We can then select the final free 0 and be done.

This doesn't always work though. Consider

```
0 0 0 0
0 0 0 0
0 0 1 2
0 0 3 4
```

(If you'd prefer a video, I'm using the same problem as here, though I'll actually solve it.)

We can't select anything from the start, so we arbitrarily select the first 0.

```
0(se) 0(su) 0(su) 0(su)
0(su) 0 0 0
0(su) 0 1 2
0(su) 0 3 4
```

Now we can select (1,3) because it's the only free 0 in its row.

```
0(se) 0(su) 0(su) 0(su)
0(su) 0(su) 0 0
0(su) 0(se) 1 2
0(su) 0(su) 3 4
```

and then (3,1) because it's the only free 0 in its column.

```
0(se) 0(su) 0(su) 0(su)
0(su) 0(su) 0(se) 0(su)
0(su) 0(se) 1 2
0(su) 0(su) 3 4
```

This gives us 3 total assignments, but we need 4 for a solution, and there are no more available 0's to assign. It's possible that there isn't a solution at this point, and so we need to continue on in the Hungarian Algorithm to the line drawing step.

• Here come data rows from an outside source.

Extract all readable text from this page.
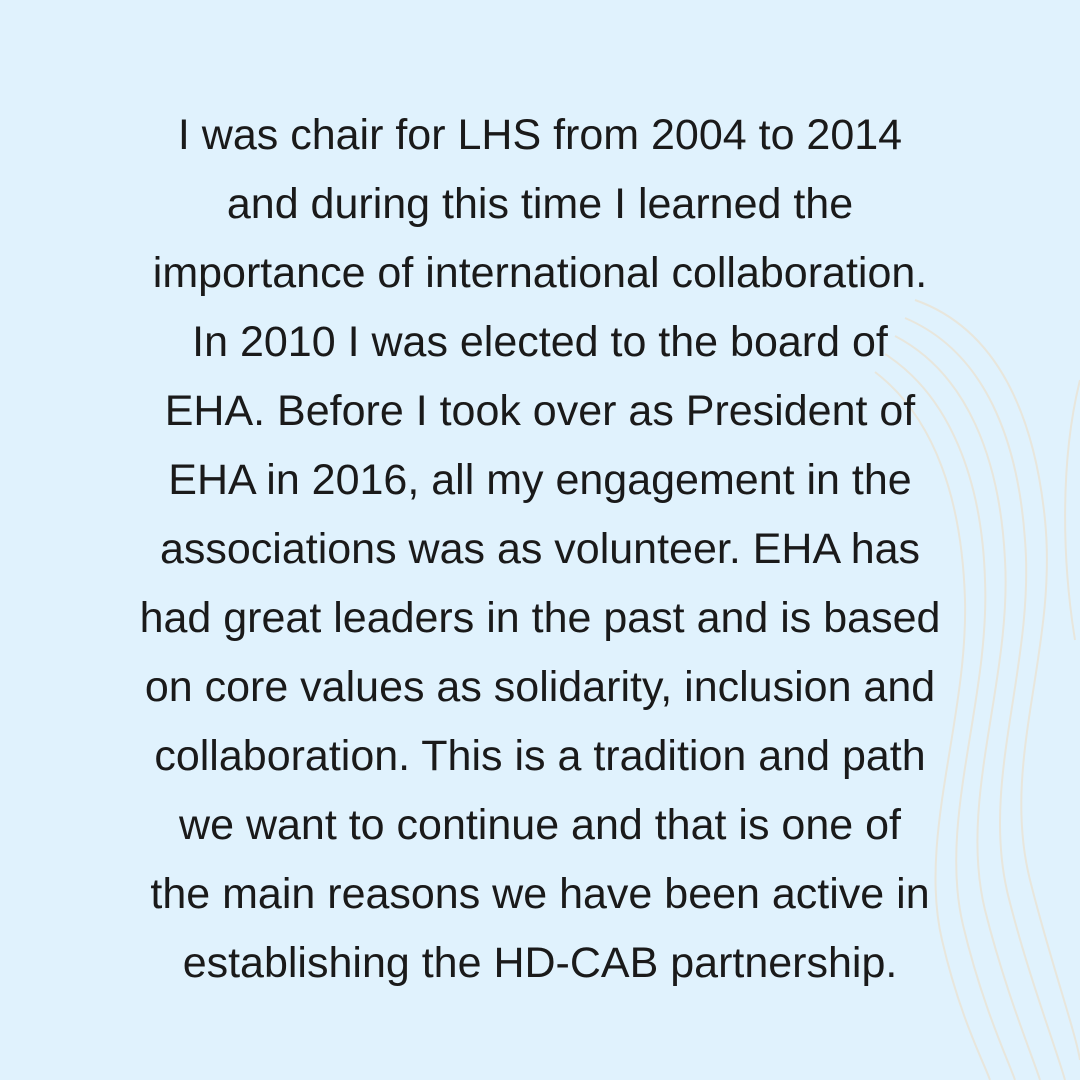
I was chair for LHS from 2004 to 2014
and during this time I learned the
importance of international collaboration.
In 2010 I was elected to the board of
EHA. Before I took over as President of
EHA in 2016, all my engagement in the
associations was as volunteer. EHA has
had great leaders in the past and is based
on core values as solidarity, inclusion and
collaboration. This is a tradition and path
we want to continue and that is one of
the main reasons we have been active in
establishing the HD-CAB partnership.
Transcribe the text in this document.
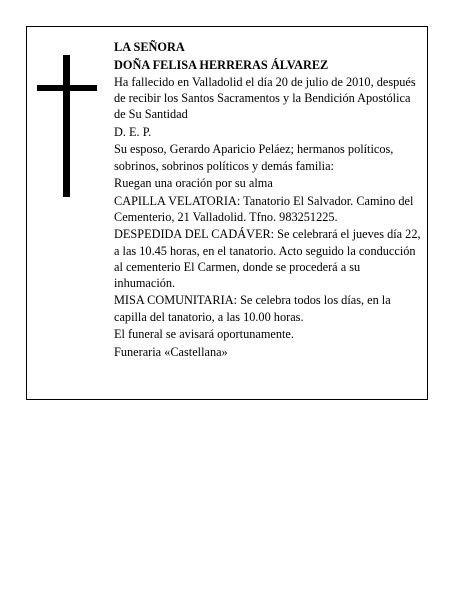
LA SEÑORA

DOÑA FELISA HERRERAS ÁLVAREZ

Ha fallecido en Valladolid el día 20 de julio de 2010, después de recibir los Santos Sacramentos y la Bendición Apostólica de Su Santidad

D. E. P.

Su esposo, Gerardo Aparicio Peláez; hermanos políticos, sobrinos, sobrinos políticos y demás familia:

Ruegan una oración por su alma

CAPILLA VELATORIA: Tanatorio El Salvador. Camino del Cementerio, 21 Valladolid. Tfno. 983251225.

DESPEDIDA DEL CADÁVER: Se celebrará el jueves día 22, a las 10.45 horas, en el tanatorio. Acto seguido la conducción al cementerio El Carmen, donde se procederá a su inhumación.

MISA COMUNITARIA: Se celebra todos los días, en la capilla del tanatorio, a las 10.00 horas.

El funeral se avisará oportunamente.

Funeraria «Castellana»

Professor G. Srinivasan walks through this in the video I linked, so I'll skip to the result. If the number of lines drawn is more than the number of assignments we are looking for, we continue on with the rest of the Hungarian Algorithm appropriately; if it's less, something went wrong in a previous step and you should go back and check your work; but if it's equal (as it is in this example), then we know that there is an optimal solution here that we haven't found.

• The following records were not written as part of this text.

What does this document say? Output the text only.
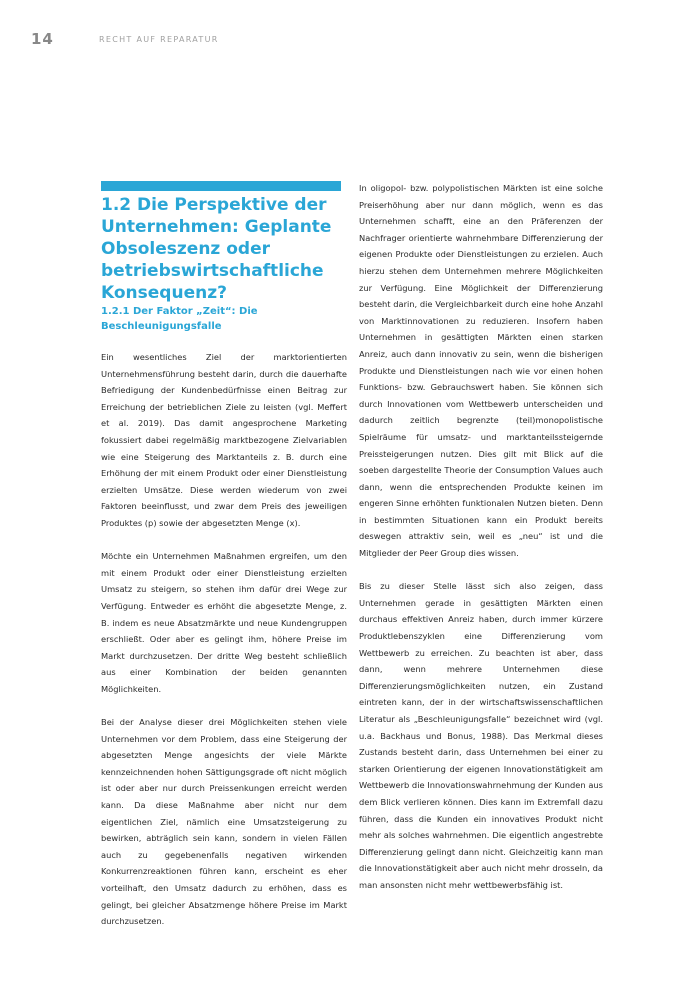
14	RECHT AUF REPARATUR
1.2 Die Perspektive der Unternehmen: Geplante Obsoleszenz oder betriebswirtschaftliche Konsequenz?
1.2.1 Der Faktor „Zeit“: Die Beschleunigungsfalle

Ein wesentliches Ziel der marktorientierten Unternehmensführung besteht darin, durch die dauerhafte Befriedigung der Kundenbedürfnisse einen Beitrag zur Erreichung der betrieblichen Ziele zu leisten (vgl. Meffert et al. 2019). Das damit angesprochene Marketing fokussiert dabei regelmäßig marktbezogene Zielvariablen wie eine Steigerung des Marktanteils z. B. durch eine Erhöhung der mit einem Produkt oder einer Dienstleistung erzielten Umsätze. Diese werden wiederum von zwei Faktoren beeinflusst, und zwar dem Preis des jeweiligen Produktes (p) sowie der abgesetzten Menge (x).

Möchte ein Unternehmen Maßnahmen ergreifen, um den mit einem Produkt oder einer Dienstleistung erzielten Umsatz zu steigern, so stehen ihm dafür drei Wege zur Verfügung. Entweder es erhöht die abgesetzte Menge, z. B. indem es neue Absatzmärkte und neue Kundengruppen erschließt. Oder aber es gelingt ihm, höhere Preise im Markt durchzusetzen. Der dritte Weg besteht schließlich aus einer Kombination der beiden genannten Möglichkeiten.

Bei der Analyse dieser drei Möglichkeiten stehen viele Unternehmen vor dem Problem, dass eine Steigerung der abgesetzten Menge angesichts der viele Märkte kennzeichnenden hohen Sättigungsgrade oft nicht möglich ist oder aber nur durch Preissenkungen erreicht werden kann. Da diese Maßnahme aber nicht nur dem eigentlichen Ziel, nämlich eine Umsatzsteigerung zu bewirken, abträglich sein kann, sondern in vielen Fällen auch zu gegebenenfalls negativen wirkenden Konkurrenzreaktionen führen kann, erscheint es eher vorteilhaft, den Umsatz dadurch zu erhöhen, dass es gelingt, bei gleicher Absatzmenge höhere Preise im Markt durchzusetzen.

In oligopol- bzw. polypolistischen Märkten ist eine solche Preiserhöhung aber nur dann möglich, wenn es das Unternehmen schafft, eine an den Präferenzen der Nachfrager orientierte wahrnehmbare Differenzierung der eigenen Produkte oder Dienstleistungen zu erzielen. Auch hierzu stehen dem Unternehmen mehrere Möglichkeiten zur Verfügung. Eine Möglichkeit der Differenzierung besteht darin, die Vergleichbarkeit durch eine hohe Anzahl von Marktinnovationen zu reduzieren. Insofern haben Unternehmen in gesättigten Märkten einen starken Anreiz, auch dann innovativ zu sein, wenn die bisherigen Produkte und Dienstleistungen nach wie vor einen hohen Funktions- bzw. Gebrauchswert haben. Sie können sich durch Innovationen vom Wettbewerb unterscheiden und dadurch zeitlich begrenzte (teil)monopolistische Spielräume für umsatz- und marktanteilssteigernde Preissteigerungen nutzen. Dies gilt mit Blick auf die soeben dargestellte Theorie der Consumption Values auch dann, wenn die entsprechenden Produkte keinen im engeren Sinne erhöhten funktionalen Nutzen bieten. Denn in bestimmten Situationen kann ein Produkt bereits deswegen attraktiv sein, weil es „neu“ ist und die Mitglieder der Peer Group dies wissen.

Bis zu dieser Stelle lässt sich also zeigen, dass Unternehmen gerade in gesättigten Märkten einen durchaus effektiven Anreiz haben, durch immer kürzere Produktlebenszyklen eine Differenzierung vom Wettbewerb zu erreichen. Zu beachten ist aber, dass dann, wenn mehrere Unternehmen diese Differenzierungsmöglichkeiten nutzen, ein Zustand eintreten kann, der in der wirtschaftswissenschaftlichen Literatur als „Beschleunigungsfalle“ bezeichnet wird (vgl. u.a. Backhaus und Bonus, 1988). Das Merkmal dieses Zustands besteht darin, dass Unternehmen bei einer zu starken Orientierung der eigenen Innovationstätigkeit am Wettbewerb die Innovationswahrnehmung der Kunden aus dem Blick verlieren können. Dies kann im Extremfall dazu führen, dass die Kunden ein innovatives Produkt nicht mehr als solches wahrnehmen. Die eigentlich angestrebte Differenzierung gelingt dann nicht. Gleichzeitig kann man die Innovationstätigkeit aber auch nicht mehr drosseln, da man ansonsten nicht mehr wettbewerbsfähig ist.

My solution to problematic arbitrary assignments, is more arbitrary assignments. The 4th row is the only one at this point without an assignment, so we'll start there and assign its first 0 (suspended 0s don't matter now so I've not marked them).

```
0(se) 0 0 0
0 0 0(se) 0
0 0(se) 1 2
0(se) 0 3 4
```

This is obviously problematic as we'd already made an assignment in the first column. To fix this, we need to move one of them somewhere else. Fortunately the 4th row still doesn't have an assignment, and (1,4) is a zero, so we can move the assignment in (1,1) to (1,4).

```
0 0 0 0(se)
0 0 0(se) 0
0 0(se) 1 2
0(se) 0 3 4
```

There are now no conflicts, and we have 4 assignments, so this is our solution.